Sr. Advocate Harish Salve told Delhi Court that Amazon has deliberately mischaracterized the Future Retail Limited group (FRL) suit in such a manner as to confuse the court. He read many facts of the plaint that established how Amazon is trying to stultify FRL’s efforts to salvage its current crisis. He also added that amazon’s attempt in writing various letters to authorities on back of Emergency Arbitrator’s Interim Award gives sufficient cause of action. He argued that in such circumstances, FRL is absolutely entitled to relief of injunction in this suit.
“As regards the transaction with Reliance, there’s a scheme which proposes to demerge certain FRL entities as a first step before the proposed slump sale to Reliance, and it would suffice to give the details thereof and there’s no need to provide any agreement etc.,” Salve argued.

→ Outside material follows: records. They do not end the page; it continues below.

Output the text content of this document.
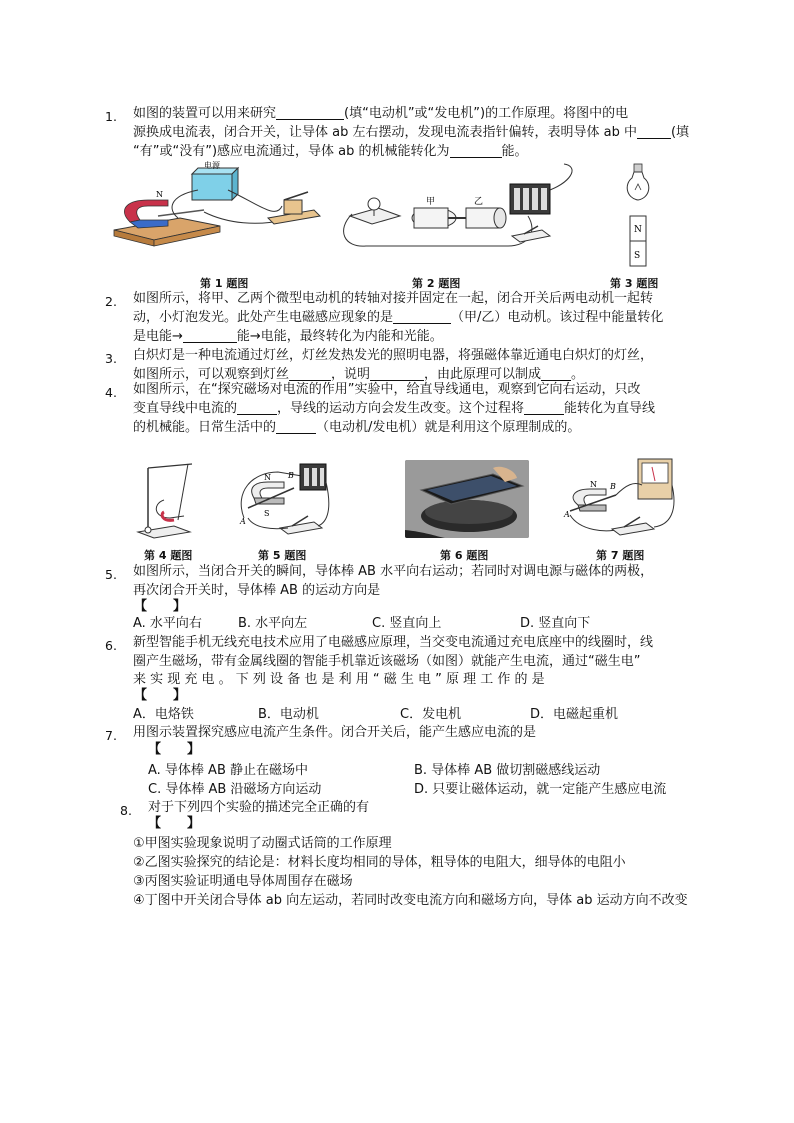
1. 如图的装置可以用来研究	(填“电动机”或“发电机”)的工作原理。将图中的电
源换成电流表，闭合开关，让导体 ab 左右摆动，发现电流表指针偏转，表明导体 ab 中	(填
“有”或“没有”)感应电流通过，导体 ab 的机械能转化为	能。
N
电源
甲	乙
N
S
第 1 题图	第 2 题图	第 3 题图
2. 如图所示，将甲、乙两个微型电动机的转轴对接并固定在一起，闭合开关后两电动机一起转
动，小灯泡发光。此处产生电磁感应现象的是	（甲/乙）电动机。该过程中能量转化
是电能→	能→电能，最终转化为内能和光能。
3. 白炽灯是一种电流通过灯丝，灯丝发热发光的照明电器，将强磁体靠近通电白炽灯的灯丝，
如图所示，可以观察到灯丝	，说明	，由此原理可以制成 。
4. 如图所示，在“探究磁场对电流的作用”实验中，给直导线通电，观察到它向右运动，只改
变直导线中电流的	，导线的运动方向会发生改变。这个过程将	能转化为直导线
的机械能。日常生活中的	（电动机/发电机）就是利用这个原理制成的。
N
S
B
A
N B
A
第 4 题图	第 5 题图	第 6 题图	第 7 题图
5. 如图所示，当闭合开关的瞬间，导体棒 AB 水平向右运动；若同时对调电源与磁体的两极，
再次闭合开关时，导体棒 AB 的运动方向是
【　　】
A. 水平向右	B. 水平向左	C. 竖直向上	D. 竖直向下
6. 新型智能手机无线充电技术应用了电磁感应原理，当交变电流通过充电底座中的线圈时，线
圈产生磁场，带有金属线圈的智能手机靠近该磁场（如图）就能产生电流，通过“磁生电”
来 实 现 充 电 。 下 列 设 备 也 是 利 用 “ 磁 生 电 ” 原 理 工 作 的 是
【　　】
A．电烙铁	B．电动机	C．发电机	D．电磁起重机
7. 用图示装置探究感应电流产生条件。闭合开关后，能产生感应电流的是
【　　】
A. 导体棒 AB 静止在磁场中	B. 导体棒 AB 做切割磁感线运动
C. 导体棒 AB 沿磁场方向运动	D. 只要让磁体运动，就一定能产生感应电流
8. 对于下列四个实验的描述完全正确的有
【　　】
①甲图实验现象说明了动圈式话筒的工作原理
②乙图实验探究的结论是：材料长度均相同的导体，粗导体的电阻大，细导体的电阻小
③丙图实验证明通电导体周围存在磁场
④丁图中开关闭合导体 ab 向左运动，若同时改变电流方向和磁场方向，导体 ab 运动方向不改变
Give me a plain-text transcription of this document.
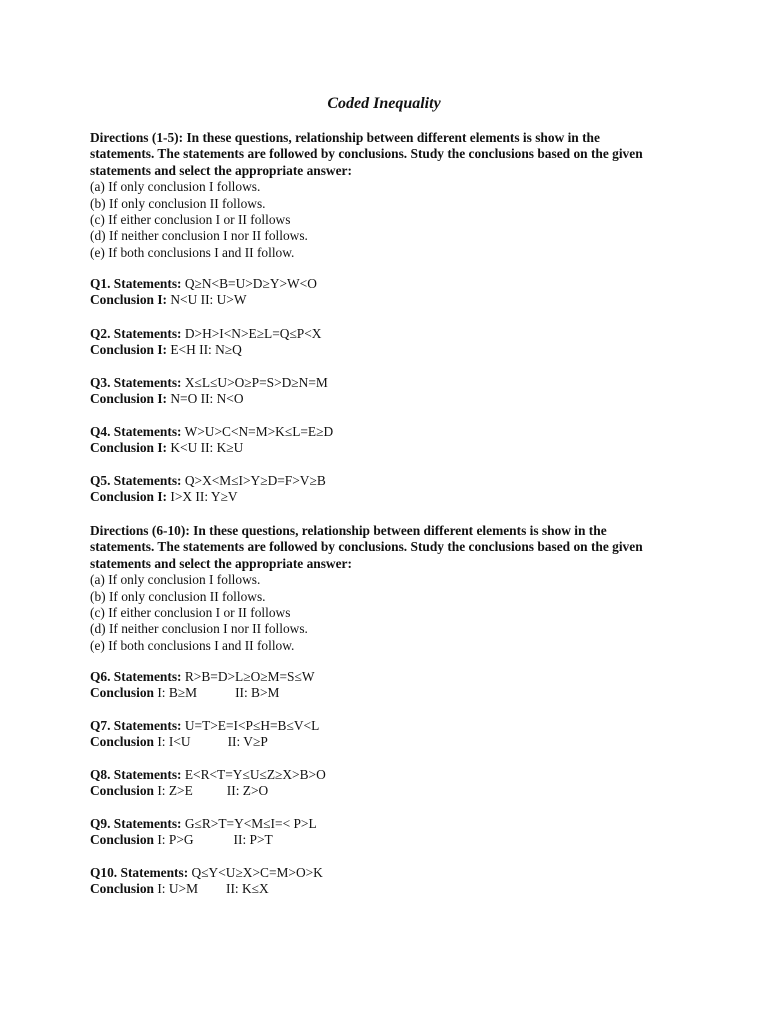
Coded Inequality
Directions (1-5): In these questions, relationship between different elements is show in the
statements. The statements are followed by conclusions. Study the conclusions based on the given
statements and select the appropriate answer:
(a) If only conclusion I follows.
(b) If only conclusion II follows.
(c) If either conclusion I or II follows
(d) If neither conclusion I nor II follows.
(e) If both conclusions I and II follow.
Q1. Statements: Q≥N<B=U>D≥Y>W<O
Conclusion I: N<U II: U>W
Q2. Statements: D>H>I<N>E≥L=Q≤P<X
Conclusion I: E<H II: N≥Q
Q3. Statements: X≤L≤U>O≥P=S>D≥N=M
Conclusion I: N=O II: N<O
Q4. Statements: W>U>C<N=M>K≤L=E≥D
Conclusion I: K<U II: K≥U
Q5. Statements: Q>X<M≤I>Y≥D=F>V≥B
Conclusion I: I>X II: Y≥V
Directions (6-10): In these questions, relationship between different elements is show in the
statements. The statements are followed by conclusions. Study the conclusions based on the given
statements and select the appropriate answer:
(a) If only conclusion I follows.
(b) If only conclusion II follows.
(c) If either conclusion I or II follows
(d) If neither conclusion I nor II follows.
(e) If both conclusions I and II follow.
Q6. Statements: R>B=D>L≥O≥M=S≤W
Conclusion I: B≥M	II: B>M
Q7. Statements: U=T>E=I<P≤H=B≤V<L
Conclusion I: I<U	II: V≥P
Q8. Statements: E<R<T=Y≤U≤Z≥X>B>O
Conclusion I: Z>E	II: Z>O
Q9. Statements: G≤R>T=Y<M≤I=< P>L
Conclusion I: P>G	II: P>T
Q10. Statements: Q≤Y<U≥X>C=M>O>K
Conclusion I: U>M II: K≤X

Salve said that the case is amazon’s own and there’s transaction to which FRL is a party, and that is in breach of the FCPL SHA. On the FPI/FDI policy meaning for Amazon, Salve argued that firstly, Amazon chose not to do its investment through the FPI/FDI route. FPI investment is relevant only for passive investors.

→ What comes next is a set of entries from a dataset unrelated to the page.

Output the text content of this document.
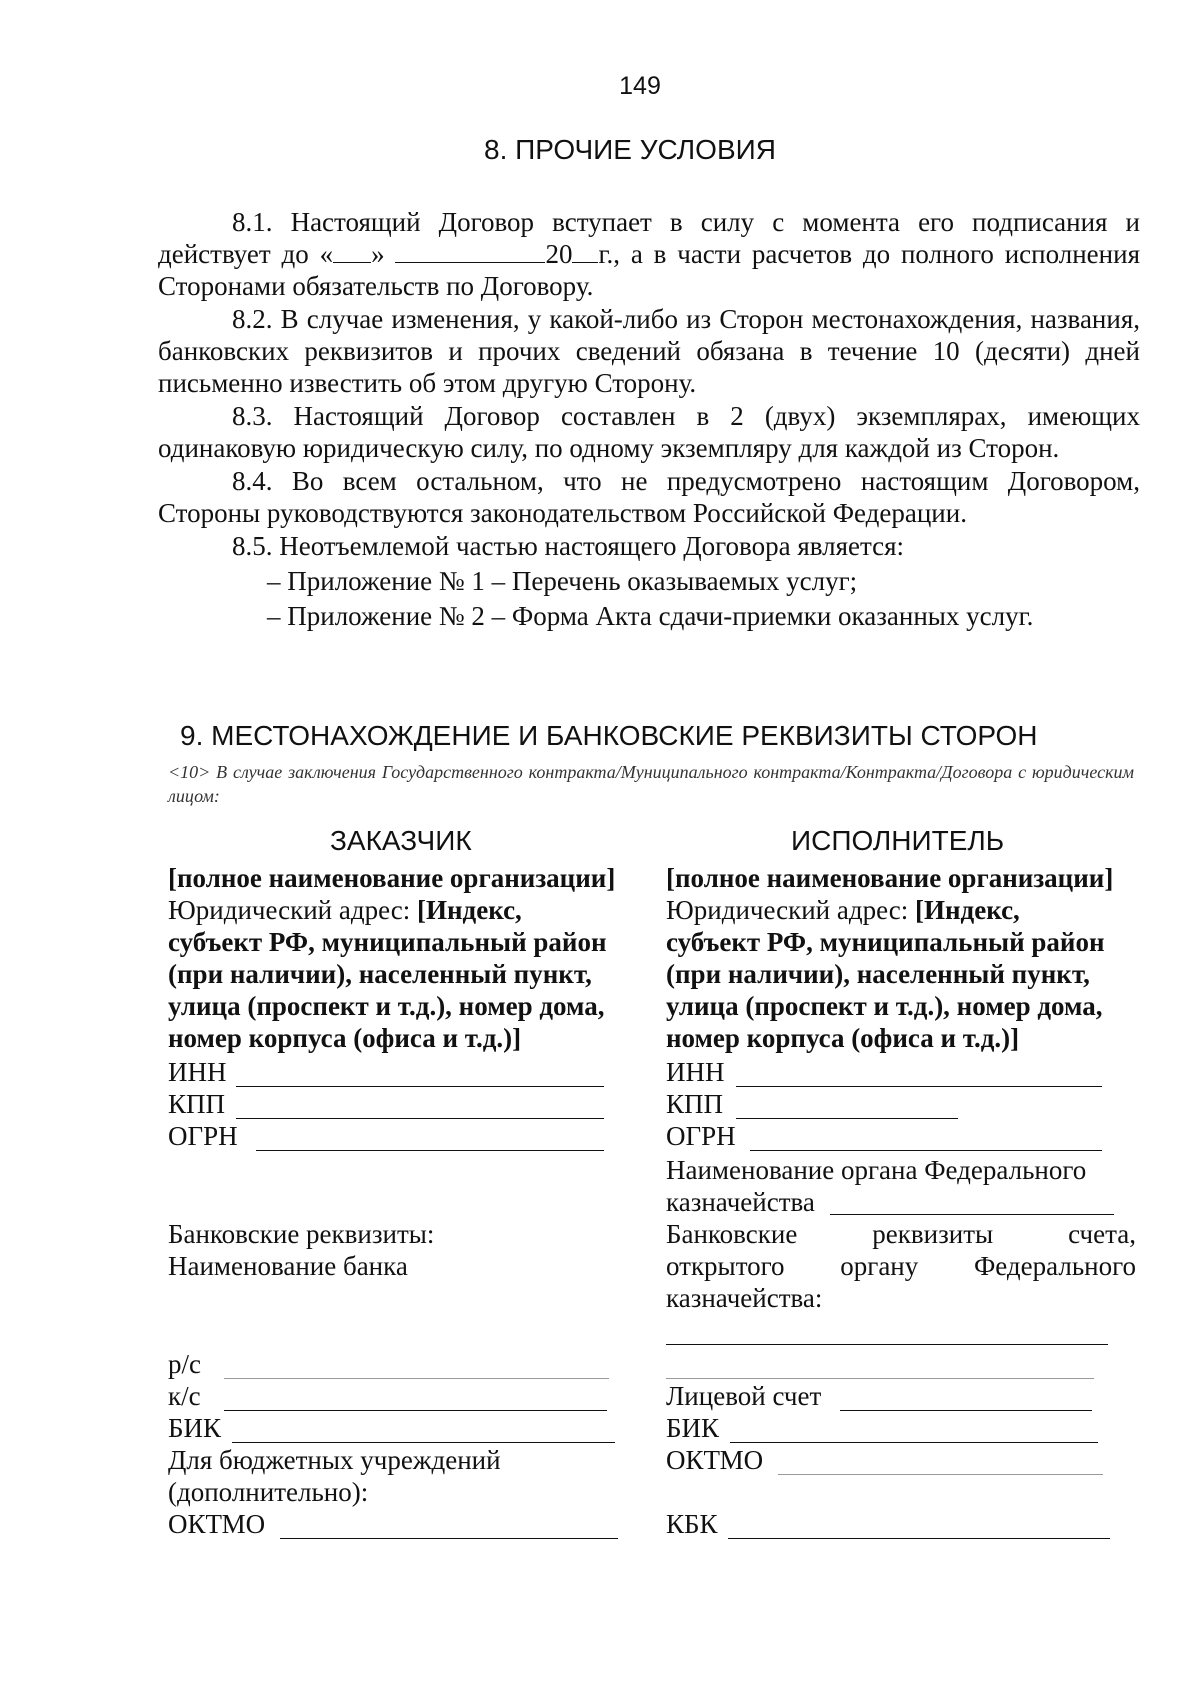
149
8. ПРОЧИЕ УСЛОВИЯ
8.1. Настоящий Договор вступает в силу с момента его подписания и действует до « »	20 г., а в части расчетов до полного исполнения Сторонами обязательств по Договору.
8.2. В случае изменения, у какой-либо из Сторон местонахождения, названия, банковских реквизитов и прочих сведений обязана в течение 10 (десяти) дней письменно известить об этом другую Сторону.
8.3. Настоящий Договор составлен в 2 (двух) экземплярах, имеющих одинаковую юридическую силу, по одному экземпляру для каждой из Сторон.
8.4. Во всем остальном, что не предусмотрено настоящим Договором, Стороны руководствуются законодательством Российской Федерации.
8.5. Неотъемлемой частью настоящего Договора является:
– Приложение № 1 – Перечень оказываемых услуг;
– Приложение № 2 – Форма Акта сдачи-приемки оказанных услуг.
9. МЕСТОНАХОЖДЕНИЕ И БАНКОВСКИЕ РЕКВИЗИТЫ СТОРОН
<10> В случае заключения Государственного контракта/Муниципального контракта/Контракта/Договора с юридическим лицом:
ЗАКАЗЧИК	ИСПОЛНИТЕЛЬ
[полное наименование организации]
Юридический адрес: [Индекс,
субъект РФ, муниципальный район
(при наличии), населенный пункт,
улица (проспект и т.д.), номер дома,
номер корпуса (офиса и т.д.)]
ИНН
КПП
ОГРН
Банковские реквизиты:
Наименование банка
р/с
к/с
БИК
Для бюджетных учреждений
(дополнительно):
ОКТМО
[полное наименование организации]
Юридический адрес: [Индекс,
субъект РФ, муниципальный район
(при наличии), населенный пункт,
улица (проспект и т.д.), номер дома,
номер корпуса (офиса и т.д.)]
ИНН
КПП
ОГРН
Наименование органа Федерального
казначейства
Банковские реквизиты счета,
открытого органу Федерального
казначейства:
Лицевой счет
БИК
ОКТМО
КБК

FDI in FRL would have meant prior government permission since FRL is engaged in MBRT. FPI is allowed only up to 10 percent – assumed that Amazon’s claim to minority rights (less than 5 percent) in FRL were to be reckoned, it cannot in any manner seek to control the decision making process (including exercising of voting rights) of the majority stakeholders, all through contractual restraints.
Secondly, admittedly Amazon is not a shareholder in FRL, but it now seeks to claim more rights than that of a promoter/shareholder etc. Amazon’s investment through FCPL was its own conscious decision.
Salve argued that Amazon’s change in stance is motivated with vested interest – it purportedly seeks to protect its investment – but, the entire proceedings are aimed at pushing FRL into bankruptcy.
In contradiction to amazon’s claim he said that Clause 15.17 of FCPL SHA categorically claims that Amazon’s investment is not in FRL and it does not seek any control over FRL.
As regards the independent status of the FRL SHA and FCPL SHA, even on scope of restricted persons, FRL had reserved its rights to review and decide on the list, as mutually agreed with FCPL on an annual basis, therefore, FRL was within its rights to do the transaction with Reliance, so long as FCPL had consented to it.
Relying on two English cases salve argued that notwithstanding any of the diktats, directors’ role/decisions are always mandated to be in the interest of the company. The court has now adjourned the matter to November 19.